If the judge approves the deal, the penalty would represent the biggest fine ever assessed by the SEC against a public company that is not a broker-dealer. Xerox paid a $10 million fine last year to resolve its accounting problems.

Meanwhile American Tower's bank debt was seen at 93¼ bid/94½ offered Monday, up "about a quarter to a half point" from Friday, a distressed debt trader said. Its 9 3/8% notes due 2009 were quoted at 88 bid/90 offered, up two points from Friday's closing quote of 86 bid/88 offered.

Earlier Monday, Bear Stearns & Co. equity analysts upgraded the Framingham, Mass.-based wireless communication tower operator to outperform from peer perform. Analyst Jim Ballan cited valuation for his move, noting that the company is expected to be "meaningfully free cash flow positive" in 2003.

Ballan also raised his rating on the wireless transmission towers sector to market weight from market underweight.

"We haven't seen (American Tower) in a while; it doesn't cross our desk that often, so it was unusual to see anything on it today," said one distressed debt trader. "But, there wasn't that much else going on aside from WorldCom.

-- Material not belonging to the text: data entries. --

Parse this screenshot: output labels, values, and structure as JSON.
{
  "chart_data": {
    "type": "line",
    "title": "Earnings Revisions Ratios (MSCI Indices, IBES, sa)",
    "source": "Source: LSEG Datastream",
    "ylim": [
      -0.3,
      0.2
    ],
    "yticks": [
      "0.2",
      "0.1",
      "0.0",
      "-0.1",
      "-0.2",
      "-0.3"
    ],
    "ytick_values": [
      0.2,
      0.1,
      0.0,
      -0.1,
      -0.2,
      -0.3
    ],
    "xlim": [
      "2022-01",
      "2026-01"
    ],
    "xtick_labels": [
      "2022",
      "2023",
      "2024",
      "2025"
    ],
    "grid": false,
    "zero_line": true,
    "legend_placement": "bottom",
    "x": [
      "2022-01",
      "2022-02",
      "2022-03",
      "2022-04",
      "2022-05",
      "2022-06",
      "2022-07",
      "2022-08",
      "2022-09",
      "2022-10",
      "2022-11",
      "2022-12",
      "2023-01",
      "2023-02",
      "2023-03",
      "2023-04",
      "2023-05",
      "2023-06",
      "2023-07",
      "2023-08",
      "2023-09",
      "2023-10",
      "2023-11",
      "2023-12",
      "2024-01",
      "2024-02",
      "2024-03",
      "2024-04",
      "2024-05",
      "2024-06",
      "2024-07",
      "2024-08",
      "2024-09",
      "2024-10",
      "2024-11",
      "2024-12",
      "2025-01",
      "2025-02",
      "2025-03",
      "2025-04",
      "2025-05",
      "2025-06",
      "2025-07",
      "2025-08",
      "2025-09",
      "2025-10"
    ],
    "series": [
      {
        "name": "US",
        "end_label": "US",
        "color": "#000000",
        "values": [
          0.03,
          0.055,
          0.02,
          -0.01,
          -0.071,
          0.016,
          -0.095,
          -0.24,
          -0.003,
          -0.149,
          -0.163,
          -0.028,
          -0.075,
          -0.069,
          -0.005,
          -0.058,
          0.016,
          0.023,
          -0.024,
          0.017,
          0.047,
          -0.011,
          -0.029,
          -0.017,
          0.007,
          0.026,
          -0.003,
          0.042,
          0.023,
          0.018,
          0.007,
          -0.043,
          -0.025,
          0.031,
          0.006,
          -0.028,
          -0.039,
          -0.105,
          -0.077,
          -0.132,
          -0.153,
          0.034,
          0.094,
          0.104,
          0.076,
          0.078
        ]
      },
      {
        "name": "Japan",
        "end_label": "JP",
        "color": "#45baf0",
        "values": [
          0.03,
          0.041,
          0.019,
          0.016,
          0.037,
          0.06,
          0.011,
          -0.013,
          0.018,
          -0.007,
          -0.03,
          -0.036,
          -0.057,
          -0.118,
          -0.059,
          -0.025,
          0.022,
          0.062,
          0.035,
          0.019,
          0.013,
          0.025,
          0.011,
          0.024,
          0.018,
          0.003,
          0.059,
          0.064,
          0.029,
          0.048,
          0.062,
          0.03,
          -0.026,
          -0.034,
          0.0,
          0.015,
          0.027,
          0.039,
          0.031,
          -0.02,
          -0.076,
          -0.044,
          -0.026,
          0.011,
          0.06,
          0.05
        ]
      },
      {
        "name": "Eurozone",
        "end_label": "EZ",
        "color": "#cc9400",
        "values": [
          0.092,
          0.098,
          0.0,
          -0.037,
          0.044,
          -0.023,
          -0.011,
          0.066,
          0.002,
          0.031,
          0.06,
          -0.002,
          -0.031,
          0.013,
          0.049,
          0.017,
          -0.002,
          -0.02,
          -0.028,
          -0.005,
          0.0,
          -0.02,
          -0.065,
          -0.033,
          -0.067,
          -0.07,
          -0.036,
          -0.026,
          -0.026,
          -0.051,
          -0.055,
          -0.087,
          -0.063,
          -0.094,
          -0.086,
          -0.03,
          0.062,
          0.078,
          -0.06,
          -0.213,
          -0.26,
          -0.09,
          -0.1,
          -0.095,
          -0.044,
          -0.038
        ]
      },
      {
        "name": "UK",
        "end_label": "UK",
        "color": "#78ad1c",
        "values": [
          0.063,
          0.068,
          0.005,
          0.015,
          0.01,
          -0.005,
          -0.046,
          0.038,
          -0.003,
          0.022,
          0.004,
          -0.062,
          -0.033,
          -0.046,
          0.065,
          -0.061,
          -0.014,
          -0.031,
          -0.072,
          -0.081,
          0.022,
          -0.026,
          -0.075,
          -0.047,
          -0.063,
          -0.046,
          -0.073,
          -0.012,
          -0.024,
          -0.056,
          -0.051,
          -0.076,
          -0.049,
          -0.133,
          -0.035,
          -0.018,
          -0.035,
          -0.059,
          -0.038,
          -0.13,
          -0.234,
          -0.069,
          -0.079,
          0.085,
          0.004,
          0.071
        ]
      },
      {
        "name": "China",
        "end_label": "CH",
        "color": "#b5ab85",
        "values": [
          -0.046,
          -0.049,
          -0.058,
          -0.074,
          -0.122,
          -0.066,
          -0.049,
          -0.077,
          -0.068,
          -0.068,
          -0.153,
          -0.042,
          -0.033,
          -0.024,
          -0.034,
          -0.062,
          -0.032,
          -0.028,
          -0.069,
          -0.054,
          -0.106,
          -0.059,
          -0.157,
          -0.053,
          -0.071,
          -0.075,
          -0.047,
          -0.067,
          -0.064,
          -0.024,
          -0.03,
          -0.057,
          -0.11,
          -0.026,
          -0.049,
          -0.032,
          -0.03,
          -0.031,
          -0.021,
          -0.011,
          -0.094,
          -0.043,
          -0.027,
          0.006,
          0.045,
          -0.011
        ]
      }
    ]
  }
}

American Airlines' parent AMR Corp. made another brief appearance Monday on some desks. The benchmark 9% notes due 2012 were seen slipping to 57 bid/59 offered after reaching levels as high as 59 bid/61 offered Friday.

"There was no real reason for American to drop, no news, nothing," said a trader. "They'd been hovering in the high 50s, low 60s for a few days. If nothing breaks this week they'll probably stay where they are."

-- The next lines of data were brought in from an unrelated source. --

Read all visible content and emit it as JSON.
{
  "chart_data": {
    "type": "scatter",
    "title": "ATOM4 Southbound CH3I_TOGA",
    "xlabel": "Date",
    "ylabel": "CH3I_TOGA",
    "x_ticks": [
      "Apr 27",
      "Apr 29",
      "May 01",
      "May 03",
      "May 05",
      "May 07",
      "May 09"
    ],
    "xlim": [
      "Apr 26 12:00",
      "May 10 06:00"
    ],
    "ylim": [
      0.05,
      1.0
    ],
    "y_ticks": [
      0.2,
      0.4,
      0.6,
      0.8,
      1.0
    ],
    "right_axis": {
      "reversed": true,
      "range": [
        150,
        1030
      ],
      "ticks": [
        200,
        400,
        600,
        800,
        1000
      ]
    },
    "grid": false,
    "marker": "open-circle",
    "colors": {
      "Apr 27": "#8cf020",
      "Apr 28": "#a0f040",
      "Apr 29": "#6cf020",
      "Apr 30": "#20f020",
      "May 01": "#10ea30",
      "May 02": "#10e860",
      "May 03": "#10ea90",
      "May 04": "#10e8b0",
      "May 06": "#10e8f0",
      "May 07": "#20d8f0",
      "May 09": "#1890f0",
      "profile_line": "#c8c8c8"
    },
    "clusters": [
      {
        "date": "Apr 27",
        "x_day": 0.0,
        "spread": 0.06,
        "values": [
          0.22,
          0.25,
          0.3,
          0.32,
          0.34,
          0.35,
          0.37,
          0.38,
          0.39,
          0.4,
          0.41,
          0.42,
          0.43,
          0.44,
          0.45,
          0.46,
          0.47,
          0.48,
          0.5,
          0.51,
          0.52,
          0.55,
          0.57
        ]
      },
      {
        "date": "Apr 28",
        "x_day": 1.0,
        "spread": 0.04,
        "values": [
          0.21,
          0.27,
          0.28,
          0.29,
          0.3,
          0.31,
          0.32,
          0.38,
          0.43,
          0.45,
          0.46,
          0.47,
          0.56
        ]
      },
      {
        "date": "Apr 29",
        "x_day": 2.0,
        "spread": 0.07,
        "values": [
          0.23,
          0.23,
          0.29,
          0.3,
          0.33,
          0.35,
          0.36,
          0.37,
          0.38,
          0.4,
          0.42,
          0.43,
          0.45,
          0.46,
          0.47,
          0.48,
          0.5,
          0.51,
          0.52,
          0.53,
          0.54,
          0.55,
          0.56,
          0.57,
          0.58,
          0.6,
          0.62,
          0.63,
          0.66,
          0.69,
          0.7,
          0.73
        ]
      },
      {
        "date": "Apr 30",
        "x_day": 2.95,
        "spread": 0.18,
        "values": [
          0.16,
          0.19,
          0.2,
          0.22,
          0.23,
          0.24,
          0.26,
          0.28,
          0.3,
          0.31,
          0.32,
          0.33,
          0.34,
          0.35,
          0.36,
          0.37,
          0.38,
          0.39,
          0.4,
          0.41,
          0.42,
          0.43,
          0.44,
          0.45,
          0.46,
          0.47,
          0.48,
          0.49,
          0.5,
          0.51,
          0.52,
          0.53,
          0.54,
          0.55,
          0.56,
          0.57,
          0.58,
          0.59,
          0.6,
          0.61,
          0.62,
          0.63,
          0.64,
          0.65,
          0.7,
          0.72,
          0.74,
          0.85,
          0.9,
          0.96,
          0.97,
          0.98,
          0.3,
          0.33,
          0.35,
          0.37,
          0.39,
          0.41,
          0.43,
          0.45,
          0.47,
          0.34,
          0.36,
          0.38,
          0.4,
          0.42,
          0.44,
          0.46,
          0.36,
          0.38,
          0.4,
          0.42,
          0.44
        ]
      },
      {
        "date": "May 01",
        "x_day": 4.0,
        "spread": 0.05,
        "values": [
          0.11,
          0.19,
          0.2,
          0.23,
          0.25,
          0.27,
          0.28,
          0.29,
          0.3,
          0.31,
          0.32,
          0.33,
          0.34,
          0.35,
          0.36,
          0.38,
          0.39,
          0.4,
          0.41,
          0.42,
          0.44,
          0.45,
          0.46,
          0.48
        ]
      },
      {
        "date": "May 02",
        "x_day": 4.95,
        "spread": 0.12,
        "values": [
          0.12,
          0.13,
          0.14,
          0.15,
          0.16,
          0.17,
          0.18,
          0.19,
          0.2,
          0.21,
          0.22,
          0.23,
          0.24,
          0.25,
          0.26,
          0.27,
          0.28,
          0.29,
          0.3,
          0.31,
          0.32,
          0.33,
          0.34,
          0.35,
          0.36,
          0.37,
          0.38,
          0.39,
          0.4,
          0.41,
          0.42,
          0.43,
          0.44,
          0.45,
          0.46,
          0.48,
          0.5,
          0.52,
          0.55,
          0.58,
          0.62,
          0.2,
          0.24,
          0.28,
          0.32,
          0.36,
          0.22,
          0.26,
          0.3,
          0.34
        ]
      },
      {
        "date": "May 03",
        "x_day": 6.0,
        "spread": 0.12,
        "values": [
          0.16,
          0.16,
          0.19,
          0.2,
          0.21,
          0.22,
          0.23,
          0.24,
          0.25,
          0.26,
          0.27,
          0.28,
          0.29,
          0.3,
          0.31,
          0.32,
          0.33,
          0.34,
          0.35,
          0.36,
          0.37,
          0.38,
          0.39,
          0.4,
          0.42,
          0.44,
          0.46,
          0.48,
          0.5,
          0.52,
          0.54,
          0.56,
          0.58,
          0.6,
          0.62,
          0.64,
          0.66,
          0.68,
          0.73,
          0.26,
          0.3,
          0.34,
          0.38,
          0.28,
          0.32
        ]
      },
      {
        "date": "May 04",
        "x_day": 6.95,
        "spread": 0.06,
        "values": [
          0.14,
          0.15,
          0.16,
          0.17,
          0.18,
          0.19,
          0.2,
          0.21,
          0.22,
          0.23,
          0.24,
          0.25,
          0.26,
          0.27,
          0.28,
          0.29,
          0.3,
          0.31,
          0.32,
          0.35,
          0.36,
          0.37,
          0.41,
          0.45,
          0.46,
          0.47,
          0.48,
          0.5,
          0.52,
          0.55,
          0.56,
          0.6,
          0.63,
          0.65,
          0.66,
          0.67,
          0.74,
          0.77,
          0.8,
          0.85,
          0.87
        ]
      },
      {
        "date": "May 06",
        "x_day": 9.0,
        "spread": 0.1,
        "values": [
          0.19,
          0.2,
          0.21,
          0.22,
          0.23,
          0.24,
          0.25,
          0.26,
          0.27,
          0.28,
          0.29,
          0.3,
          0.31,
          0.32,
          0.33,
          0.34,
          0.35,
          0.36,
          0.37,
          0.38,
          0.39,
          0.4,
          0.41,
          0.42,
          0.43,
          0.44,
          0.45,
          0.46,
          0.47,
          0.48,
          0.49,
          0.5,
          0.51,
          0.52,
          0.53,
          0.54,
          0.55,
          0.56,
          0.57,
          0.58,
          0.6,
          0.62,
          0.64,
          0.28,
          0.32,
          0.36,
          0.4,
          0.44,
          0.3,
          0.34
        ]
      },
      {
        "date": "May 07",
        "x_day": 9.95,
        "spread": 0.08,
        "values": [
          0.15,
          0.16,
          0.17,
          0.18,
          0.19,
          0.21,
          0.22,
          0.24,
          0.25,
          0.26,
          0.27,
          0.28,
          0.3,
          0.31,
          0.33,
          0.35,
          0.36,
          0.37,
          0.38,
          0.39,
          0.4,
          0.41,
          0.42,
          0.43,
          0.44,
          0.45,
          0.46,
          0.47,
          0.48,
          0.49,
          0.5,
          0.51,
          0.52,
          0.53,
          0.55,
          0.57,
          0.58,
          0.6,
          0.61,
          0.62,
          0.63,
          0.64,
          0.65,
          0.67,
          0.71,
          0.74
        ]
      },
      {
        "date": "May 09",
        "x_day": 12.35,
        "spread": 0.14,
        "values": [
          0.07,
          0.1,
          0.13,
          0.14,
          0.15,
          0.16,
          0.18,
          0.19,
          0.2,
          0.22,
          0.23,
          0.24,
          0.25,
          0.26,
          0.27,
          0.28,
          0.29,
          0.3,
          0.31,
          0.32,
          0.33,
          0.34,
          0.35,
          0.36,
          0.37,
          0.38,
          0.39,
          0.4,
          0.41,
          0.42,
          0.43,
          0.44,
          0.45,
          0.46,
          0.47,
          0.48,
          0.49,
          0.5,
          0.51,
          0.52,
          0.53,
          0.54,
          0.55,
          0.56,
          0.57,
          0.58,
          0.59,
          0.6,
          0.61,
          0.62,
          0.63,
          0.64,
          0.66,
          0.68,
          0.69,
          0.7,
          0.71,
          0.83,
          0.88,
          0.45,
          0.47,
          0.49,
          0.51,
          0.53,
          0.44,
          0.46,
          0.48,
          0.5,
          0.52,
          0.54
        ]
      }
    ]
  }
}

"I can't see them not filing (for bankruptcy protection) in the near future. It's inevitable," he added.

On Thursday, American said it may still have to file for bankruptcy protection from its creditors despite winning concessions from its unions and suppliers, the carrier's parent company warned in a government filing.

American parent AMR Corp. may have to file under Chapter 11 of the bankruptcy laws "because its financial condition will remain weak and its prospects uncertain," the company said in an SEC filing.

The world's largest carrier recently dodged bankruptcy by securing a series of cost-cutting measures aimed at netting $4 billion in annual savings.

Fort Worth-based American Airlines announced Thursday it would issue stock to suppliers and other creditors in exchange for agreements that will save the company $175 million a year. Last month, employees agreed to $1.8 billion in annual labor concessions.

But those cuts may not be enough to keep the company out of bankruptcy court. The weak U.S. economy, lingering effects of the war in Iraq and fear of more terrorist attacks either have or may hurt the ailing carrier, the filing said.

Also cited were the spread of severe acute respiratory syndrome, the company's "inability ... to satisfy the liquidity requirements or other covenants in certain of its credit arrangements" and its "inability ... to access the capital markets for additional financing."